What's the current best way to transliterate characters to 7-bit ASCII in Ruby? Most of questions I've seen on SO are 3 or 4 years old and the solutions don't fully work.
I want a method that will work for a wide range of Latin alphabets and, for example, convert
Your résumé’s a non–encyclopædia
to
Your resume's a non-encyclopaedia
but I cannot find a way that does that, particularly for folding 8-bit ASCII to 7-bit ASCII.
s = "Your r\u00e9sum\u00e9\u2019s a non\u2013encyclop\u00e6dia"
puts Iconv.iconv('ascii//ignore//translit', 'utf-8', s)
# => Your r'esum'e's a non-encyclopaedia
puts s.encode('ascii//ignore//translit', 'utf-8')
# => Encoding::ConverterNotFoundError: code converter not found (UTF-8 to ascii//ignore//translit)
puts s.encode('ascii', 'utf-8')
# Encoding::UndefinedConversionError: U+00E9 from UTF-8 to US-ASCII
puts s.encode('ascii', 'utf-8', invalid: :replace, undef: :replace)
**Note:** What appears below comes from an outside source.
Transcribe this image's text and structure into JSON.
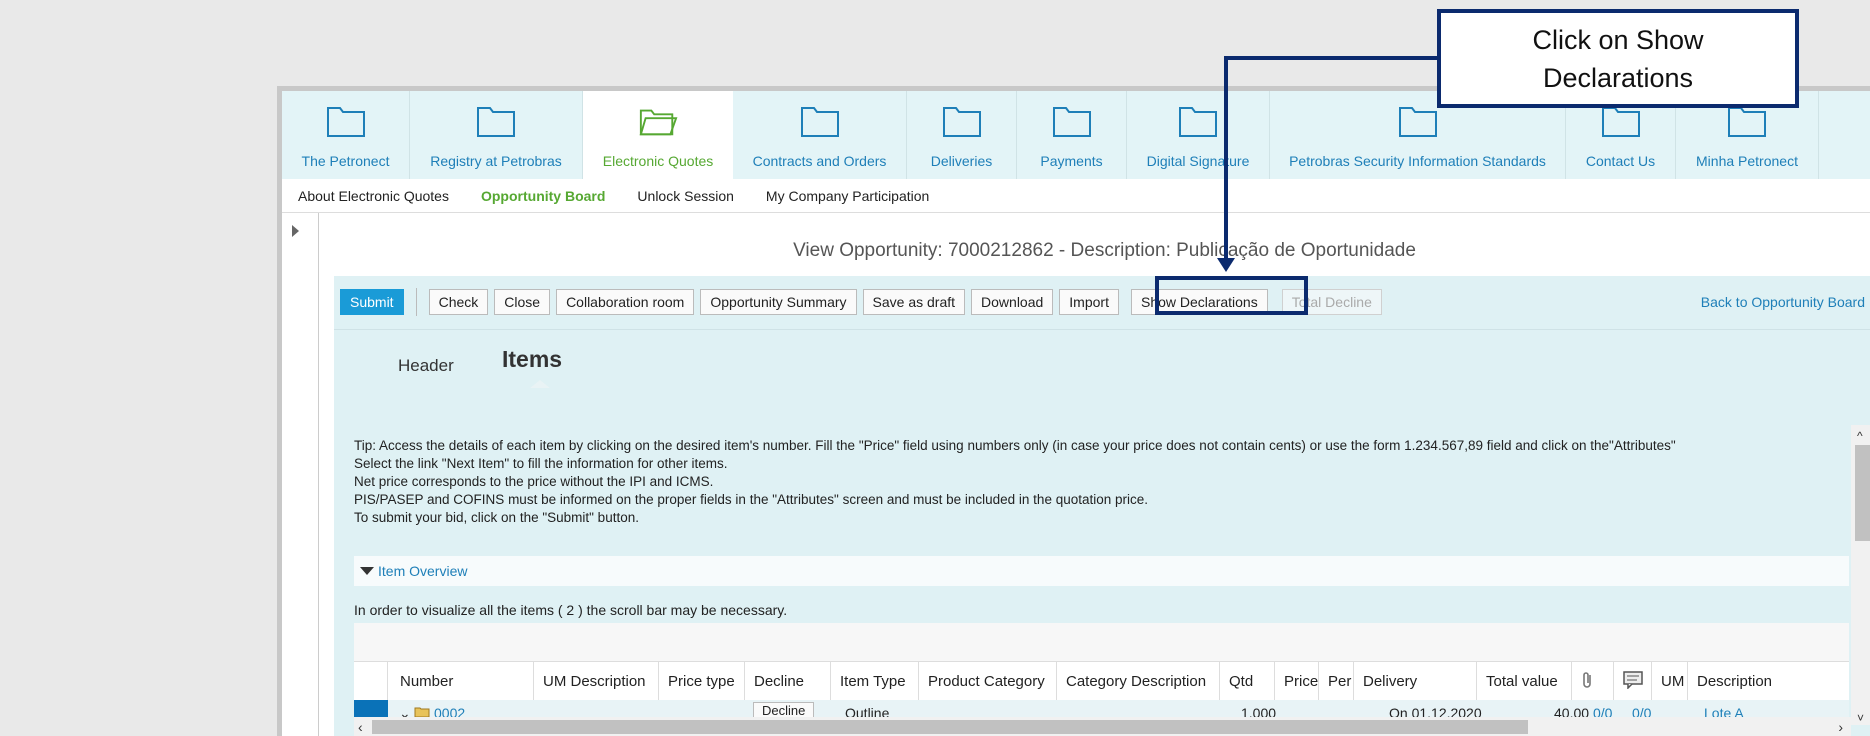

# Your r?sum??s a non?encyclop?dia
puts I18n.transliterate(s)
# Your resume?s a non?encyclopaedia
Since Iconv
is deprecated I'd rather not use that if I don't have to, but I'd do it if that is the only thing that works. Obviously I could put in custom 8-bit ASCII to 7-bit ASCII translations, but I'd prefer to use a supported solution that has been thoroughly tested.
The translation is handled fine by International Components for Unicode with its Latin-ASCII translation, but that is only available for Java and C.
UPDATE
What I ended up doing was writing my own character translation routines to take care of punctuation and whitespace, after which I could use I18n.transliterate
to do the rest. I'd still prefer finding and using a well-maintained library function to handle the stuff I18n
does not.